Updated by Anthropic candidates

Senior/Staff SWE, Inferencing Interview Experience
The main thing is that Anthropic had a very small question bank. When I was interviewing, I already knew the system design question, and the coding questions were like five of them, which was kind of wild.
Interview process
I applied, and did a normal recruiter screen followed by a coding phone screen. After I passed that, hiring paused for the team, and then time passed until a different recruiter picked me back up for a virtual onsite. My onsite was a coding round, a system design round, a hiring manager round, a culture round, and a one-person technical presentation. At the time the question bank was small enough that I basically knew the kinds of questions coming, but Anthropic was one of my first loops, so I wasn't as sharpened as I should have been. I got pretty close but didn't get the offer, and my read is that the system design round hurt me the most.
- Recruiter screen
- Phone interview
- Technical interview
- Final round
Interview tips
Do your research and actually prepare. There are a lot of resources out there, and at least when I interviewed, not using them was basically putting yourself at a disadvantage. Don't buy the idea that you can't prep for a company like this. You can, and you should. Also be ready for flipped behavioral questions, especially around feedback, conflict, and values, and make sure your system design prep covers regular architecture questions even if the prompt sounds like it should go deep into AI or model internals.
Company culture
My read was that Anthropic had a pretty small question bank at the time, although it sounded like they were starting to expand it. They also seemed more chaotic than a normal big tech loop on the logistics side: I cleared the phone screen, then sat in limbo because hiring paused, and later got re-engaged by a new recruiter when things moved again. On the interviewing side, some people were very clearly digging for specific signals, especially around feedback, collaboration, and mission alignment, but the interviewer training didn't feel uniform. It felt somewhere between org-specific and team-specific: a lot of my interviewers were from inferencing, but not necessarily the exact team I would have joined. Compared to some other big tech loops, the hiring manager round had way more follow-up depth, while the culture round felt less scripted than the company's written culture docs would make you expect.
Questions asked
Overview
The hiring manager round felt more signal-seeking than a lot of big tech HM chats I've done. She kept following up until she got a real read, and she explicitly told me she cared about technical detail, not just generic leadership stories.
Question types asked
Specific questions asked
How big was the team?
How did you convey the idea?
How did you make sure everyone was aligned?
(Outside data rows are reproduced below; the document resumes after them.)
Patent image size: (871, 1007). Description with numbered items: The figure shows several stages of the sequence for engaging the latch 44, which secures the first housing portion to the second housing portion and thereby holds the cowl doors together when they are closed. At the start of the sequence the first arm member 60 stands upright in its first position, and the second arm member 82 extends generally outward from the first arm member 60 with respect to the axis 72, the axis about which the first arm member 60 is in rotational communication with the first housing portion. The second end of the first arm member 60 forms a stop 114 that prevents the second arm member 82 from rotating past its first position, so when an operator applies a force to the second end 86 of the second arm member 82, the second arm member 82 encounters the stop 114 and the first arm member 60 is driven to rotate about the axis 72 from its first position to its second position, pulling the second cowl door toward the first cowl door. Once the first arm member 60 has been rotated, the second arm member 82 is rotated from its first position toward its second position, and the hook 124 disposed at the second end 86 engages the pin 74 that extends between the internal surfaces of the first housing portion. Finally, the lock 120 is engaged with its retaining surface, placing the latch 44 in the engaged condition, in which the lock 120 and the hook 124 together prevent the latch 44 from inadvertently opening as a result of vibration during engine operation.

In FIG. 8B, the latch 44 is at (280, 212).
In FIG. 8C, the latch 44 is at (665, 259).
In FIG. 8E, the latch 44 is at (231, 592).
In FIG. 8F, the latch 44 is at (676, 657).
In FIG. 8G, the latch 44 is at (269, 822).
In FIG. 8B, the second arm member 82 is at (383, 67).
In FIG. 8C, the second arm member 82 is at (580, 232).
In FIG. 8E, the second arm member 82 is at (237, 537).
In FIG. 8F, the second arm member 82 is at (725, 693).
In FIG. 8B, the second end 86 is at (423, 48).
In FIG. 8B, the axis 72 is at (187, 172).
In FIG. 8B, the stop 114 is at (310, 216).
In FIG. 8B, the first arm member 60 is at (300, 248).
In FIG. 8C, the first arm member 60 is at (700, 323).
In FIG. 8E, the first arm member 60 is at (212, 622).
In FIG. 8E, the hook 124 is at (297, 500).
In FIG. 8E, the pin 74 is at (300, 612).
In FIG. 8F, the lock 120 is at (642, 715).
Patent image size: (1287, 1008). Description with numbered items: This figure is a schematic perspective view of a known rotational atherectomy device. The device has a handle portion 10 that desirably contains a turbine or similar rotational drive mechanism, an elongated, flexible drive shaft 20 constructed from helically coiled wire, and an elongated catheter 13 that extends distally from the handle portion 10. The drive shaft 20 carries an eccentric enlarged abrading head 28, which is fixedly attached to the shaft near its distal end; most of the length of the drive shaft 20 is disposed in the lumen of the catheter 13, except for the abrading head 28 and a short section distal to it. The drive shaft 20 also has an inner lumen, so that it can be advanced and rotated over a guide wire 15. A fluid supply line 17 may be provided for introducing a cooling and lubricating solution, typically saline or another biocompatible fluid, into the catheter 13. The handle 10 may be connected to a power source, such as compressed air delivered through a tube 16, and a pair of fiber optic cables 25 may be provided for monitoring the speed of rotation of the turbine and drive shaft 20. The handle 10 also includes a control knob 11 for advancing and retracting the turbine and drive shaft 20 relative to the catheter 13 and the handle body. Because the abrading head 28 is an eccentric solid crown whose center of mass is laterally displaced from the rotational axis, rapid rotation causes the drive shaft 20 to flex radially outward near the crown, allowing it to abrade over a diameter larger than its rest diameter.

How do you receive feedback and resolve conflict?
I answered with examples from past technical projects, but the main thing here was the follow-up pressure. She kept drilling on what I personally did, how big the team was, how I got buy-in on a technical decision, how I handled feedback, and how I resolved conflict. She told me up front to be as technical as possible, which is unusual for a hiring manager round. It was early in my interview cycle, so I know I was too wordy and slower to land the point than I would have been later.